If the gases escape directly into the air, they cause massive noise. Even a small gutted muffler fitted to a head pipe offers little interference in velocity, and still produces considerable impact with the air (noise) at the muffler outlet. To meet noise standards, the usual practice is to adopt some means of preventing this kind of direct outflow altogether by causing the gases to change the direction of flow and reducing their velocity so the sound produced is appropriately reduced. Basically, this means large-capacity mufflers, the volume of which should be no less than five times the capacity of the cylinder. (Read that again and think of ‘shorty’ mufflers.)
Baffles Are Baffling
Another method is to introduce cylindrical baffles with a multiplicity of holes, which break up the flow of the gases and in some cases promote expansion in stages. Typical examples have a continuous pipe through the center of the muffler, but the middle portion is plugged, and the adjacent regions perforated, so gases must first pass at right angles through the holes in the pipe, into the muffler shell and back into the outlet. Absorbent packing materials are often fitted to silencers, increasing their sound-absorbing efficiency by diffusing the gases and retarding their velocity. Plenty of variations exist, but there is no form of baffling that can entirely avoid setting up a certain amount of back pressure, and it’s damn difficult to convince racers that power output does not necessarily suffer when baffles are used.
Noisy Silencers?
Fitting a silencer/muffler, far from reducing noise, may actually increase it or make it more prominently audible. This is due to the effect of resonance in the exhaust system (nearly always present to a certain extent) in tubular and cylindrical passages, which have properties comparable to organ pipes in amplifying and modifying sound. The effects of this resonance are complex, and include not only the vibrations set up in the gas column but also those due to the natural frequency of the metal, superimposed on the cyclic frequency of the exhaust beats within audible range.
In The End
The shape of the exit of a muffler also has a definite effect on excessive exhaust noise, and this is most evident in the case of megaphones, reverse cones megs, fishtails, slash-cuts, shortys and so on. None of which, incidentally, have much internal space. It need not be this way.
Big Pipe, Big Noise
The common belief that muffler/pipe outlet area should be not less than the area of the exhaust port is a fallacy. The opening period of the exhaust valve is only about 1/4 to 1/2 of the engine cycle. During this period the progressive opening and closing reduces effective area to no more than half that of the full port. Moreover, the temperature of the gases, and therefore their pressure/volume, is falling rapidly in their passage through the exhaust system. Smaller outlet diameters affect noise, not power.
Total Exhaust-ion 101
Head pipes: Individual head pipes need to be correct diameter, equal length and proper length. (Stockers usually aren’t.) So-called balance or cross-over pipes can do a lot to correct deficiencies in basic head pipe configurations. Siamese (2-into-1) headers need proper lengths and diameters of tubing as well as a collector with correct diameter and convergent angles. Tuned headpipes are responsible for power generation.

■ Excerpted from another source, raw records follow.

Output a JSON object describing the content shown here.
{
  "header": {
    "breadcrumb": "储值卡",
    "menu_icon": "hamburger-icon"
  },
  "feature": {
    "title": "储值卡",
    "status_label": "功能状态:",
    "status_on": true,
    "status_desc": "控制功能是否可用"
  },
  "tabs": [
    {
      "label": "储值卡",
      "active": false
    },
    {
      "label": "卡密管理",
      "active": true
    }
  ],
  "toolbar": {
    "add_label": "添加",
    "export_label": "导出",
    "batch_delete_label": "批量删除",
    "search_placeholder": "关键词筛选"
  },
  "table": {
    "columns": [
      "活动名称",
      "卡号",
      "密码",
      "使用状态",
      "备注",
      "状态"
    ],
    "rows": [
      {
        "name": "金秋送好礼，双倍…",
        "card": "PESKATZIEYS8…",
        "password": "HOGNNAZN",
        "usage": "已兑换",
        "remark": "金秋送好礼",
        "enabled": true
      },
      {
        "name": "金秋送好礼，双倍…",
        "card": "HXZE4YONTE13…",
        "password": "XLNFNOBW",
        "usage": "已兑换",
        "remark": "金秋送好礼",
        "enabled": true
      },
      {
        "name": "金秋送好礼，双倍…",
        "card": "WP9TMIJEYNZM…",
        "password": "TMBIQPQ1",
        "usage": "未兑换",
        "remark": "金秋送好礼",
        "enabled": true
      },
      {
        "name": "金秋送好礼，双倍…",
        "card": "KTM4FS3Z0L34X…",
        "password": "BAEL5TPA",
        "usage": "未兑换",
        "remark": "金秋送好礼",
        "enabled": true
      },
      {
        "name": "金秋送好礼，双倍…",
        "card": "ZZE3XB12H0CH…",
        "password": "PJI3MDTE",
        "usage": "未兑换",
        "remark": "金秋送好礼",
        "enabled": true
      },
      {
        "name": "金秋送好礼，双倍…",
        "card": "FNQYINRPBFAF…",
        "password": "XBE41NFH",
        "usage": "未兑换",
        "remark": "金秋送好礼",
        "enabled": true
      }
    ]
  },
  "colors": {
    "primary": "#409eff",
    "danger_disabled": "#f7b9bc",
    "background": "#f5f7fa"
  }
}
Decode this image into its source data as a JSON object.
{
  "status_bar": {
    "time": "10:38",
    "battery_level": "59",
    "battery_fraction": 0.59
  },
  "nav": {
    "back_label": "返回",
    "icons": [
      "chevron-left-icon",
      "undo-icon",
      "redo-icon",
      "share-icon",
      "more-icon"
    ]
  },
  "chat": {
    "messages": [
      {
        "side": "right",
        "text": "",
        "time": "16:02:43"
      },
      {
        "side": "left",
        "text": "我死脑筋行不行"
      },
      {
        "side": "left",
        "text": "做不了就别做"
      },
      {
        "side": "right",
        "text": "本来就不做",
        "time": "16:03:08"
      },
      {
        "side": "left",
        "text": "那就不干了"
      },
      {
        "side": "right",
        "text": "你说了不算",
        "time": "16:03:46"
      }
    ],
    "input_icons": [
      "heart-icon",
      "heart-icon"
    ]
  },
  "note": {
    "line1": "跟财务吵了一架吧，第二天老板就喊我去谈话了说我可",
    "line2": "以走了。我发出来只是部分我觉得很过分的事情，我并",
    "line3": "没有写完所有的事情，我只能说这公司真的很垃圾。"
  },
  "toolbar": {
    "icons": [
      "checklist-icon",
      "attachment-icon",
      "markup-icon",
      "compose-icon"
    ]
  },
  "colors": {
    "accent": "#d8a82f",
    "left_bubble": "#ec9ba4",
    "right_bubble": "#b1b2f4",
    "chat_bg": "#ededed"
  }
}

Mufflers: Should be large-diameter, long, high cubic-volume ‘cans.’ Shortys, megs, reverse cones, fish-tails and such, are not. Mufflers are responsible for power ‘spread’ and reasonable, humanly audible noise levels. For example, stainless steel is acoustically dull compared to steel. Sheer noise may be equal but tone is not. (Decibel meters do not register sound qualities, only sound levels.)
Baffles: Should redirect and slow pressure waves as well as attenuate sound waves to achieve the best sound and overall power. The best designs are adjustable to suit conditions. So-called ‘back pressure’ is bad – period! Pulse tuning, on the other hand, is good but difficult. Anything you can see through will be loud. Something you can’t see through is still able to make more power with less noise.
So put that in your pipe and smoke it!